JUAN PABLO II
REGINA
CAELI
Domingo
14 de mayo de 1989
1. "Veni, Sancte Spiritus!". Esta
es, muy queridos hermanos y hermanas, la invocación que hoy, solemnidad de
Pentecostés, se eleva insistente y confiada desde toda la Iglesia: Ven, Espíritu
Santo, y "reparte tus siete dones según la fe de tus siervos"
(Secuencia de Pentecostés).
Entre estos dones del Espíritu hay uno sobre
el que deseo detenerme esta mañana: el don de la fortaleza. En nuestro
tiempo muchos exaltan la fuerza física, llegando incluso a aprobar las
manifestaciones extremas de la violencia.

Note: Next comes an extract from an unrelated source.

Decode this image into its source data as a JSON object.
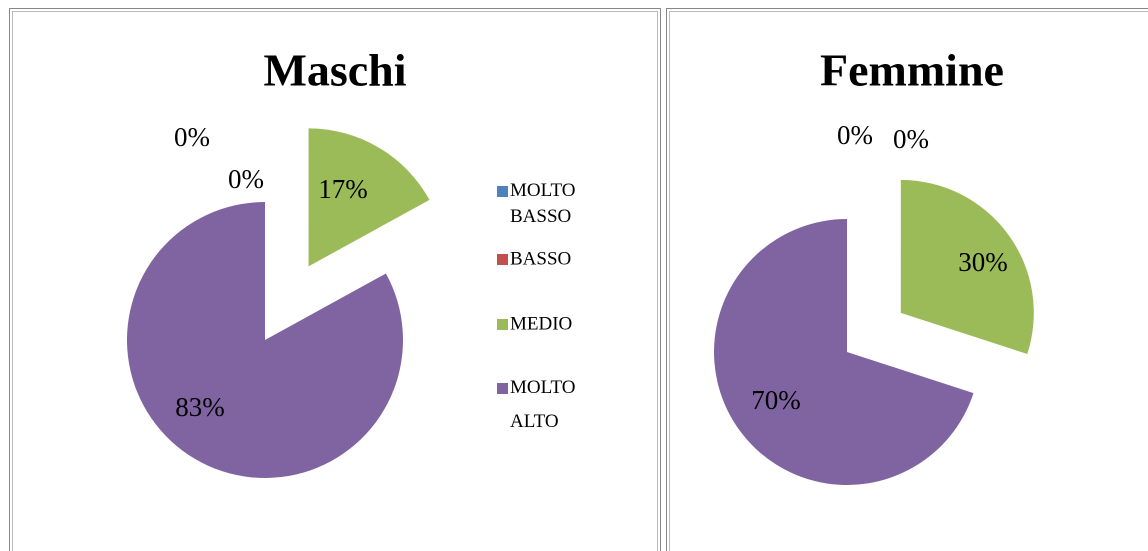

En realidad, el hombre cada día experimenta
la propia debilidad, especialmente en el campo espiritual y moral, cediendo
a los impulsos de las pasiones internas y a las presiones que sobre él ejerce
el ambiente circundante.
2. Precisamente para resistir a estas
múltiples instigaciones es necesaria la virtud de la fortaleza, que es
una de las cuatro virtudes cardinales sobre las que se apoya todo el edificio
de la vida moral: la fortaleza es la virtud de quien no se aviene a componendas
en el cumplimiento del propio deber.
Esta virtud encuentra poco espacio en una
sociedad en la que está difundida la práctica tanto del ceder y del acomodarse
como la del atropello y de la dureza en las relaciones económicas, sociales y
políticas. La timidez y la agresividad son dos formas de falta de
fortaleza que, a menudo, se encuentran en el comportamiento humano, con la
consiguiente repetición del entristecedor espectáculo de quien es débil y vil
con los poderosos, petulante y prepotente con los indefensos.

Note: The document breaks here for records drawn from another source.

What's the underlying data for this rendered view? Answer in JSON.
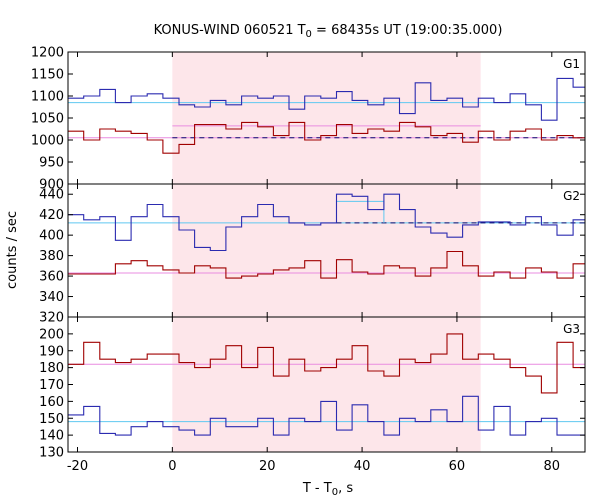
{
  "chart_data": {
    "type": "line",
    "title_main": "KONUS-WIND 060521 T",
    "title_sub": "0",
    "title_rest": " = 68435s UT (19:00:35.000)",
    "xlabel_main": "T - T",
    "xlabel_sub": "0",
    "xlabel_rest": ", s",
    "ylabel": "counts / sec",
    "xlim": [
      -22,
      87
    ],
    "xticks": [
      -20,
      0,
      20,
      40,
      60,
      80
    ],
    "shade": [
      0,
      65
    ],
    "colors": {
      "blue": "#2b2bb0",
      "red": "#a00000",
      "cyan": "#5fc8f0",
      "pink": "#e98ce0",
      "shade": "#fde6ea",
      "dash": "#0b0b6e"
    },
    "panels": [
      {
        "label": "G1",
        "ylim": [
          900,
          1200
        ],
        "yticks": [
          900,
          950,
          1000,
          1050,
          1100,
          1150,
          1200
        ],
        "bin_edges": [
          -22,
          -18.7,
          -15.3,
          -12,
          -8.7,
          -5.3,
          -2,
          1.4,
          4.7,
          8,
          11.3,
          14.6,
          18,
          21.3,
          24.6,
          27.9,
          31.3,
          34.6,
          37.9,
          41.2,
          44.6,
          47.9,
          51.2,
          54.5,
          57.9,
          61.2,
          64.5,
          67.8,
          71.2,
          74.5,
          77.8,
          81.1,
          84.5,
          87
        ],
        "blue": [
          1095,
          1100,
          1115,
          1085,
          1100,
          1105,
          1095,
          1080,
          1075,
          1090,
          1080,
          1100,
          1095,
          1100,
          1070,
          1100,
          1095,
          1110,
          1090,
          1080,
          1095,
          1060,
          1130,
          1090,
          1095,
          1075,
          1095,
          1085,
          1105,
          1080,
          1045,
          1140,
          1120
        ],
        "red": [
          1020,
          1000,
          1025,
          1020,
          1015,
          1000,
          970,
          990,
          1035,
          1035,
          1025,
          1040,
          1030,
          1010,
          1040,
          1000,
          1010,
          1035,
          1015,
          1025,
          1020,
          1040,
          1030,
          1010,
          1015,
          995,
          1020,
          1000,
          1020,
          1025,
          1000,
          1010,
          1005
        ],
        "blue_mean": 1085,
        "red_mean": 1005,
        "red_mean_interval": 1032
      },
      {
        "label": "G2",
        "ylim": [
          320,
          450
        ],
        "yticks": [
          320,
          340,
          360,
          380,
          400,
          420,
          440
        ],
        "bin_edges": [
          -22,
          -18.7,
          -15.3,
          -12,
          -8.7,
          -5.3,
          -2,
          1.4,
          4.7,
          8,
          11.3,
          14.6,
          18,
          21.3,
          24.6,
          27.9,
          31.3,
          34.6,
          37.9,
          41.2,
          44.6,
          47.9,
          51.2,
          54.5,
          57.9,
          61.2,
          64.5,
          67.8,
          71.2,
          74.5,
          77.8,
          81.1,
          84.5,
          87
        ],
        "blue": [
          420,
          415,
          418,
          395,
          418,
          430,
          418,
          405,
          388,
          385,
          408,
          418,
          430,
          418,
          412,
          410,
          412,
          440,
          438,
          425,
          440,
          425,
          408,
          402,
          398,
          410,
          413,
          413,
          410,
          418,
          410,
          400,
          415
        ],
        "red": [
          362,
          362,
          362,
          372,
          375,
          370,
          366,
          363,
          370,
          368,
          358,
          360,
          362,
          366,
          368,
          375,
          358,
          376,
          364,
          362,
          370,
          368,
          360,
          368,
          384,
          370,
          360,
          364,
          358,
          368,
          364,
          358,
          372
        ],
        "blue_mean": 412,
        "red_mean": 363,
        "blue_hist_mean": 433
      },
      {
        "label": "G3",
        "ylim": [
          130,
          210
        ],
        "yticks": [
          130,
          140,
          150,
          160,
          170,
          180,
          190,
          200
        ],
        "bin_edges": [
          -22,
          -18.7,
          -15.3,
          -12,
          -8.7,
          -5.3,
          -2,
          1.4,
          4.7,
          8,
          11.3,
          14.6,
          18,
          21.3,
          24.6,
          27.9,
          31.3,
          34.6,
          37.9,
          41.2,
          44.6,
          47.9,
          51.2,
          54.5,
          57.9,
          61.2,
          64.5,
          67.8,
          71.2,
          74.5,
          77.8,
          81.1,
          84.5,
          87
        ],
        "blue": [
          152,
          157,
          141,
          140,
          145,
          148,
          145,
          143,
          140,
          150,
          145,
          145,
          150,
          140,
          150,
          148,
          160,
          143,
          158,
          148,
          140,
          150,
          148,
          155,
          148,
          163,
          143,
          157,
          140,
          148,
          150,
          140,
          140
        ],
        "red": [
          182,
          195,
          185,
          183,
          185,
          188,
          188,
          183,
          180,
          185,
          193,
          180,
          192,
          175,
          185,
          178,
          180,
          185,
          193,
          178,
          175,
          185,
          183,
          188,
          200,
          185,
          188,
          185,
          180,
          175,
          165,
          195,
          180
        ],
        "blue_mean": 148,
        "red_mean": 182
      }
    ]
  }
}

3. Quizás nunca como hoy la virtud moral
de la fortaleza tiene necesidad de ser sostenida por el homónimo don del
Espíritu Santo. El don de la fortaleza es un impulso sobrenatural, que da
vigor al alma no sólo en momentos dramáticos como el del martirio, sino también
en las habituales condiciones de dificultad: en la lucha por permanecer
coherentes con los propios principios; en el soportar ofensas y ataques
injustos; en la perseverancia valiente, incluso entre incomprensiones y
hostilidades, en el camino de la verdad y de la honradez.
Cuando experimentamos, como Jesús en
Getsemaní, "la debilidad de la carne" (cf. Mt 26, 41; Mc 14,
38), es decir, de la naturaleza humana sometida a las enfermedades físicas y
psíquicas, tenemos que invocar del Espíritu Santo el don de la fortaleza para
permanecer firmes y decididos en el camino del bien. Entonces podremos repetir
con San Pablo: "Me complazco en mis flaquezas, en las injurias, en las
necesidades, en las persecuciones y las angustias sufridas por Cristo; pues,
cuando estoy débil, entonces es cuando soy fuerte" (2 Co 12, 10).

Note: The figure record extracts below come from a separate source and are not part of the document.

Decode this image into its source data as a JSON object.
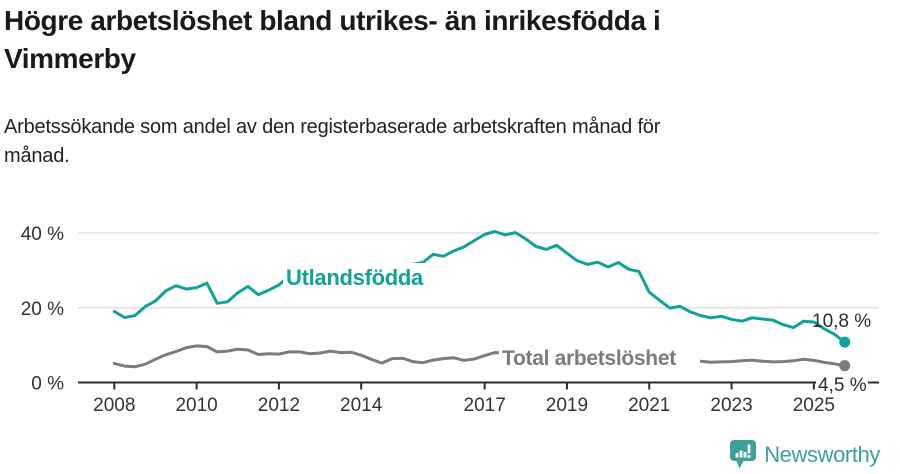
{
  "header": {
    "title": "Högre arbetslöshet bland utrikes- än inrikesfödda i\nVimmerby",
    "subtitle": "Arbetssökande som andel av den registerbaserade arbetskraften månad för\nmånad."
  },
  "branding": {
    "logo_text": "Newsworthy",
    "logo_icon": "bar-chart-speech-bubble-icon",
    "brand_color": "#3da09a"
  },
  "colors": {
    "foreign_born_line": "#11a198",
    "total_line": "#7b7b80",
    "axis": "#2d2d2d",
    "gridline": "#e0e0e0",
    "tick_text": "#333333",
    "value_label_text": "#2d2d2d"
  },
  "chart_data": {
    "type": "line",
    "title": "Högre arbetslöshet bland utrikes- än inrikesfödda i Vimmerby",
    "subtitle": "Arbetssökande som andel av den registerbaserade arbetskraften månad för månad.",
    "xlabel": "",
    "ylabel": "",
    "xlim": [
      2007.1,
      2026.6
    ],
    "ylim": [
      0,
      44
    ],
    "grid": "horizontal-only",
    "legend_position": "inline-labels",
    "x_ticks": [
      2008,
      2010,
      2012,
      2014,
      2017,
      2019,
      2021,
      2023,
      2025
    ],
    "x_tick_labels": [
      "2008",
      "2010",
      "2012",
      "2014",
      "2017",
      "2019",
      "2021",
      "2023",
      "2025"
    ],
    "y_ticks": [
      0,
      20,
      40
    ],
    "y_tick_labels": [
      "0 %",
      "20 %",
      "40 %"
    ],
    "series": [
      {
        "name": "Utlandsfödda",
        "color": "#11a198",
        "end_label": "10,8 %",
        "end_value": 10.8,
        "points": [
          [
            2008.0,
            19.0
          ],
          [
            2008.25,
            17.4
          ],
          [
            2008.5,
            17.9
          ],
          [
            2008.75,
            20.3
          ],
          [
            2009.0,
            21.8
          ],
          [
            2009.25,
            24.5
          ],
          [
            2009.5,
            25.9
          ],
          [
            2009.75,
            25.0
          ],
          [
            2010.0,
            25.4
          ],
          [
            2010.25,
            26.6
          ],
          [
            2010.5,
            21.2
          ],
          [
            2010.75,
            21.6
          ],
          [
            2011.0,
            24.0
          ],
          [
            2011.25,
            25.7
          ],
          [
            2011.5,
            23.5
          ],
          [
            2011.75,
            24.7
          ],
          [
            2012.0,
            26.1
          ],
          [
            2012.25,
            28.6
          ],
          [
            2012.5,
            27.2
          ],
          [
            2012.75,
            28.2
          ],
          [
            2013.0,
            29.6
          ],
          [
            2013.25,
            30.3
          ],
          [
            2013.5,
            29.6
          ],
          [
            2013.75,
            30.1
          ],
          [
            2014.0,
            30.6
          ],
          [
            2014.25,
            30.0
          ],
          [
            2014.5,
            30.7
          ],
          [
            2014.75,
            31.1
          ],
          [
            2015.0,
            30.9
          ],
          [
            2015.25,
            31.6
          ],
          [
            2015.5,
            32.1
          ],
          [
            2015.75,
            34.3
          ],
          [
            2016.0,
            33.8
          ],
          [
            2016.25,
            35.2
          ],
          [
            2016.5,
            36.3
          ],
          [
            2016.75,
            38.0
          ],
          [
            2017.0,
            39.6
          ],
          [
            2017.25,
            40.4
          ],
          [
            2017.5,
            39.5
          ],
          [
            2017.75,
            40.1
          ],
          [
            2018.0,
            38.4
          ],
          [
            2018.25,
            36.4
          ],
          [
            2018.5,
            35.6
          ],
          [
            2018.75,
            36.7
          ],
          [
            2019.0,
            34.6
          ],
          [
            2019.25,
            32.6
          ],
          [
            2019.5,
            31.6
          ],
          [
            2019.75,
            32.2
          ],
          [
            2020.0,
            30.9
          ],
          [
            2020.25,
            32.1
          ],
          [
            2020.5,
            30.3
          ],
          [
            2020.75,
            29.7
          ],
          [
            2021.0,
            24.2
          ],
          [
            2021.25,
            22.0
          ],
          [
            2021.5,
            19.9
          ],
          [
            2021.75,
            20.4
          ],
          [
            2022.0,
            18.9
          ],
          [
            2022.25,
            17.9
          ],
          [
            2022.5,
            17.3
          ],
          [
            2022.75,
            17.7
          ],
          [
            2023.0,
            16.9
          ],
          [
            2023.25,
            16.4
          ],
          [
            2023.5,
            17.3
          ],
          [
            2023.75,
            17.0
          ],
          [
            2024.0,
            16.7
          ],
          [
            2024.25,
            15.5
          ],
          [
            2024.5,
            14.7
          ],
          [
            2024.75,
            16.4
          ],
          [
            2025.0,
            16.2
          ],
          [
            2025.25,
            14.4
          ],
          [
            2025.5,
            12.9
          ],
          [
            2025.75,
            10.8
          ]
        ]
      },
      {
        "name": "Total arbetslöshet",
        "color": "#7b7b80",
        "end_label": "4,5 %",
        "end_value": 4.5,
        "points": [
          [
            2008.0,
            5.1
          ],
          [
            2008.25,
            4.4
          ],
          [
            2008.5,
            4.2
          ],
          [
            2008.75,
            4.9
          ],
          [
            2009.0,
            6.2
          ],
          [
            2009.25,
            7.4
          ],
          [
            2009.5,
            8.3
          ],
          [
            2009.75,
            9.3
          ],
          [
            2010.0,
            9.8
          ],
          [
            2010.25,
            9.6
          ],
          [
            2010.5,
            8.2
          ],
          [
            2010.75,
            8.4
          ],
          [
            2011.0,
            8.9
          ],
          [
            2011.25,
            8.7
          ],
          [
            2011.5,
            7.5
          ],
          [
            2011.75,
            7.7
          ],
          [
            2012.0,
            7.6
          ],
          [
            2012.25,
            8.2
          ],
          [
            2012.5,
            8.2
          ],
          [
            2012.75,
            7.7
          ],
          [
            2013.0,
            7.9
          ],
          [
            2013.25,
            8.4
          ],
          [
            2013.5,
            8.0
          ],
          [
            2013.75,
            8.1
          ],
          [
            2014.0,
            7.3
          ],
          [
            2014.25,
            6.2
          ],
          [
            2014.5,
            5.2
          ],
          [
            2014.75,
            6.4
          ],
          [
            2015.0,
            6.5
          ],
          [
            2015.25,
            5.6
          ],
          [
            2015.5,
            5.3
          ],
          [
            2015.75,
            6.0
          ],
          [
            2016.0,
            6.4
          ],
          [
            2016.25,
            6.6
          ],
          [
            2016.5,
            5.9
          ],
          [
            2016.75,
            6.3
          ],
          [
            2017.0,
            7.2
          ],
          [
            2017.25,
            8.0
          ],
          [
            2017.5,
            7.8
          ],
          [
            2017.75,
            7.5
          ],
          [
            2018.0,
            7.3
          ],
          [
            2018.25,
            7.4
          ],
          [
            2018.5,
            7.2
          ],
          [
            2018.75,
            7.0
          ],
          [
            2019.0,
            6.8
          ],
          [
            2019.25,
            6.9
          ],
          [
            2019.5,
            6.7
          ],
          [
            2019.75,
            6.8
          ],
          [
            2020.0,
            7.0
          ],
          [
            2020.25,
            7.6
          ],
          [
            2020.5,
            7.4
          ],
          [
            2020.75,
            7.0
          ],
          [
            2021.0,
            6.8
          ],
          [
            2021.25,
            6.5
          ],
          [
            2021.5,
            6.2
          ],
          [
            2021.75,
            6.0
          ],
          [
            2022.0,
            5.8
          ],
          [
            2022.25,
            5.7
          ],
          [
            2022.5,
            5.4
          ],
          [
            2022.75,
            5.5
          ],
          [
            2023.0,
            5.6
          ],
          [
            2023.25,
            5.8
          ],
          [
            2023.5,
            6.0
          ],
          [
            2023.75,
            5.7
          ],
          [
            2024.0,
            5.5
          ],
          [
            2024.25,
            5.6
          ],
          [
            2024.5,
            5.8
          ],
          [
            2024.75,
            6.2
          ],
          [
            2025.0,
            5.9
          ],
          [
            2025.25,
            5.4
          ],
          [
            2025.5,
            5.0
          ],
          [
            2025.75,
            4.5
          ]
        ]
      }
    ]
  }
}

4. Son muchos los seguidores de Cristo -Pastores
y fieles, sacerdotes, religiosos y laicos, comprometidos en todo campo del
apostolado y de la vida social- que, en todos los tiempos y también en
nuestro tiempo, han conocido y conocen el martirio del cuerpo y del alma,
en intima unión con la Mater Dolorosa junto a la cruz. ¡Ellos lo han
superado todo gracias a este don del Espíritu!
Pidamos a María, a la que
ahora saludamos como Regina coeli, nos obtenga el don de la fortaleza
en todas las vicisitudes de la vida y en la hora de la muerte.